Tenten menunduk, memperhatikan kakinya yang sedikit bergetar. "Aku... juga nggak tahu. Tapi..."

.

.

Seorang anak perempuan dengan bekas luka yang memerah di lengan, leher, dan betisnya...

.

.

"Ayo pulang, Tenten-chan!"

"Iya, Kaa-chan."

"Kau lihat apa?"

"Itu..."

.

.

...anak perempuan dengan rambut lurus berwarna coklat sepunggung

.

.

"Eh? Teman Tenten-chan?"

"Bukan."

.

.

serta sepasang bola mata lavender yang indah...

.

.

.

Menjelang senja anak perempuan itu selalu duduk di ayunan taman kota yang sudah sepi,

mendengarkan koakan burung gagak

dan menatap sepinya langit sore...

.

.

Tidak peduli hujan lebat dengan dinginnya menusuk permukaan kulitnya yang memar,

ia akan tetap datang,

untuk sekedar duduk di sana,

dan menatapku datar—dengan iris lavendernya yang sayu...

.

.

"Mau main sama-sama?"

.

.

.

Tenten mengerjapkan matanya beberapa kali—mengatur napasnya yang entah mengapa sedikit sesak. Ah, rupanya mimpi aneh itu lagi. Seminggu terakhir Tenten selalu memimpikan hal yang sama—anak perempuan cantik di taman kota—hujan—semuanya. Ia dapat mengingatnya dengan jelas. Itu adalah anak perempuan di masa kecilnya yang sering ia temui di taman kota sebelum Miyu menjemputnya pulang.

"Ugh..."

Tenten memejamkan matanya rapat-rapat, mengelus-elus dadanya yang terasa begitu sesak. Padahal mungkin itu adalah mimpi yang biasa saja dan tidak akan mempengaruhi kehidupannya. Karena sepintas, anak perempuan itu mirip dengan adik perempuan Hinata yang masih kelas dua SMP, Hyuuga Hanabi.
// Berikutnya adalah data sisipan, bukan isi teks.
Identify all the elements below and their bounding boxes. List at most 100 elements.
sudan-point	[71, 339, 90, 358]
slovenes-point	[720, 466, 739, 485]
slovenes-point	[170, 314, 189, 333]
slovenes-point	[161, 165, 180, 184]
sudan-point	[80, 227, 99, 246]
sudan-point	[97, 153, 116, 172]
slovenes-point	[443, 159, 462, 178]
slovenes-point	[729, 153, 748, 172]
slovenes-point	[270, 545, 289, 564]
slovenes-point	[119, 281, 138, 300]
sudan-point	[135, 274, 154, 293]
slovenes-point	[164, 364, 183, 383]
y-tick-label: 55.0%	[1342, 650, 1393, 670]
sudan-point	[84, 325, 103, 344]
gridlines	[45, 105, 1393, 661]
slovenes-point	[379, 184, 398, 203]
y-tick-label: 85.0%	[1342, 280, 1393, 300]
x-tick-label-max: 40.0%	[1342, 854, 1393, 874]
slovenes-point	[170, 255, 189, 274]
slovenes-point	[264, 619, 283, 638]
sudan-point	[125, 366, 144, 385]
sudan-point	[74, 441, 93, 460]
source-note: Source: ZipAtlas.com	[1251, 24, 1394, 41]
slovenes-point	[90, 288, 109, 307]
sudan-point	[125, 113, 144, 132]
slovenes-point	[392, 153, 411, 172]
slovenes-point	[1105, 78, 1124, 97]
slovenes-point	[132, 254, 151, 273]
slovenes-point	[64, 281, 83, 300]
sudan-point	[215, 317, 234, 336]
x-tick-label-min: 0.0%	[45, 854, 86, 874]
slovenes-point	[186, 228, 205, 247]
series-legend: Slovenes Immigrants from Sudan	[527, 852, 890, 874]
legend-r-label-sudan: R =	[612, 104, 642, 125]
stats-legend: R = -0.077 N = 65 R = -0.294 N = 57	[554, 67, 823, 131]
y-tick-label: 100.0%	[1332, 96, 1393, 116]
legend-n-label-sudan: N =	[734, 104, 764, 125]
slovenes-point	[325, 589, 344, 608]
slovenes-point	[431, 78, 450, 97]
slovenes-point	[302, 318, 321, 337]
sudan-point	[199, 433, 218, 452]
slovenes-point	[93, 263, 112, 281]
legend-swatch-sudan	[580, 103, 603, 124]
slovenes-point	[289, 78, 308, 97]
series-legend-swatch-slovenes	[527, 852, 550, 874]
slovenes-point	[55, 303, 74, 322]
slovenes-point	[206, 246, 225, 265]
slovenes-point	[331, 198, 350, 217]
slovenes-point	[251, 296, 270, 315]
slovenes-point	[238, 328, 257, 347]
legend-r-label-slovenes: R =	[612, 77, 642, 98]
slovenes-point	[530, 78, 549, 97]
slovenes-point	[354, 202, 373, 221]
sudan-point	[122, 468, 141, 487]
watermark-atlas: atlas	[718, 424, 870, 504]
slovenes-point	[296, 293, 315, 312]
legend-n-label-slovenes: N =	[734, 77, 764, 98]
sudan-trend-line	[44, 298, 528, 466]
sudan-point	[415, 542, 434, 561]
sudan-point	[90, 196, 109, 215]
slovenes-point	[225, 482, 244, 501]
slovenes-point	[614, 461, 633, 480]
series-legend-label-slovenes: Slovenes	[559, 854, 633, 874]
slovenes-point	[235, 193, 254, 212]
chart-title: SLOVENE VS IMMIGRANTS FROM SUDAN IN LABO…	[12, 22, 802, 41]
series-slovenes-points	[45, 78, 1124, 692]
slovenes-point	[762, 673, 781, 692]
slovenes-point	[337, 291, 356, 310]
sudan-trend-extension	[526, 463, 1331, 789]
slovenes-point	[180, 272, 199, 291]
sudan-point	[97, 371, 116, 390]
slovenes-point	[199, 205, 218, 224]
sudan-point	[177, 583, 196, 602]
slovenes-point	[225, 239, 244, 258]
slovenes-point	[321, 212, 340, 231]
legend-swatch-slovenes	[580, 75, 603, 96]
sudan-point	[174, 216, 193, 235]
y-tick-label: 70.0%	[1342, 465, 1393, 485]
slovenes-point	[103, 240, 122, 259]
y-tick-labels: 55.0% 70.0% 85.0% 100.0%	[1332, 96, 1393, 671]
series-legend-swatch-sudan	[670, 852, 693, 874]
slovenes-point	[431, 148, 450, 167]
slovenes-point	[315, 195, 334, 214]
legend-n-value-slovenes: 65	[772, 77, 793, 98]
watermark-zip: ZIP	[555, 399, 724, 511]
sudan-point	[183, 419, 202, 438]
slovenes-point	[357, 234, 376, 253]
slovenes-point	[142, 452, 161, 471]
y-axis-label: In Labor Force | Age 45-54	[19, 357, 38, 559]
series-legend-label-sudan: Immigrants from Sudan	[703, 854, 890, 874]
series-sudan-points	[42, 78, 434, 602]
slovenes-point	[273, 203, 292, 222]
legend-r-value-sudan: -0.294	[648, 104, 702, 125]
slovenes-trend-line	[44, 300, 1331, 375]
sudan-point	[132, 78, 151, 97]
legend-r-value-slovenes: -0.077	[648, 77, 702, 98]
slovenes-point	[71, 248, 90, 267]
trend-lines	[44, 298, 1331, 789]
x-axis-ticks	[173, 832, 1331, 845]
"Neji..." Tenten kembali menghempaskan dirinya pada tempat tidur. Ia mengelap keringat di dahi dan lehernya dengan punggung tangannya. Bola mata kecoklatannya mengerjap-ngerjap beberapa kali—menatap langit-langit kamarnya yang tidak terlalu gelap. "Aku kangen Neji..."

Ah, tentu saja. Mungkin Tenten memang sedang merindukan Neji. Mungkin gadis panda-like itu memang hanya sedang cemburu pada kesibukan sang kekasih sebagai ketua OSIS. Mungkin—ia hanya ingin mengulang kembali masa-masa ketika mereka masih SMP dan awal masuk SMA. Atau mungkin ada hal lain yang membuat gadis itu merasakan takut yang luar biasa?

.

.

.

.

"Konnichiwaaa, minnaaa~!" Kagayakina Tenten mendobrak meja guru di ruang kelas 3-3, berusaha menarik perhatian teman-teman sekelasnya sebelum bel masuk untuk mengakhiri jam makan siang berbunyi.

"Yosh! Konnichiwa, Tenten!" seorang cowok beralis tebal dengan model rambut mirip batok kelapa dan bentuk mata unik naik ke atas meja di tengah kelas—mengacungkan tinjunya tinggi-tinggi. "Mari kita sambut siang ini dengan penuh semangat masa mudaaaa~! Yuhuuu~!"

Tenten sweatdrop. "Jangan bikin aku menyesal telah menyapa kalian sepagi ini, Lee," ucap Tenten seraya meletakkan kotak bento-nya di bangku paling depan.

"Tenten jahat," ujar Rock Lee dengan air mata yang menggenang di pelupuk matanya.

"Oh ayolah, jangan bercanda," sahut Morino Hidate, anak laki-laki berambut hitam pekat yang dikuncir di belakang lehernya, dari bangku belakang. "Berhenti melakukan hal-hal menjijikkan atau kau kukurung di gudang belakang selama seminggu dan bakal kupastikan nggak akan ada yang bisa menemukanmu."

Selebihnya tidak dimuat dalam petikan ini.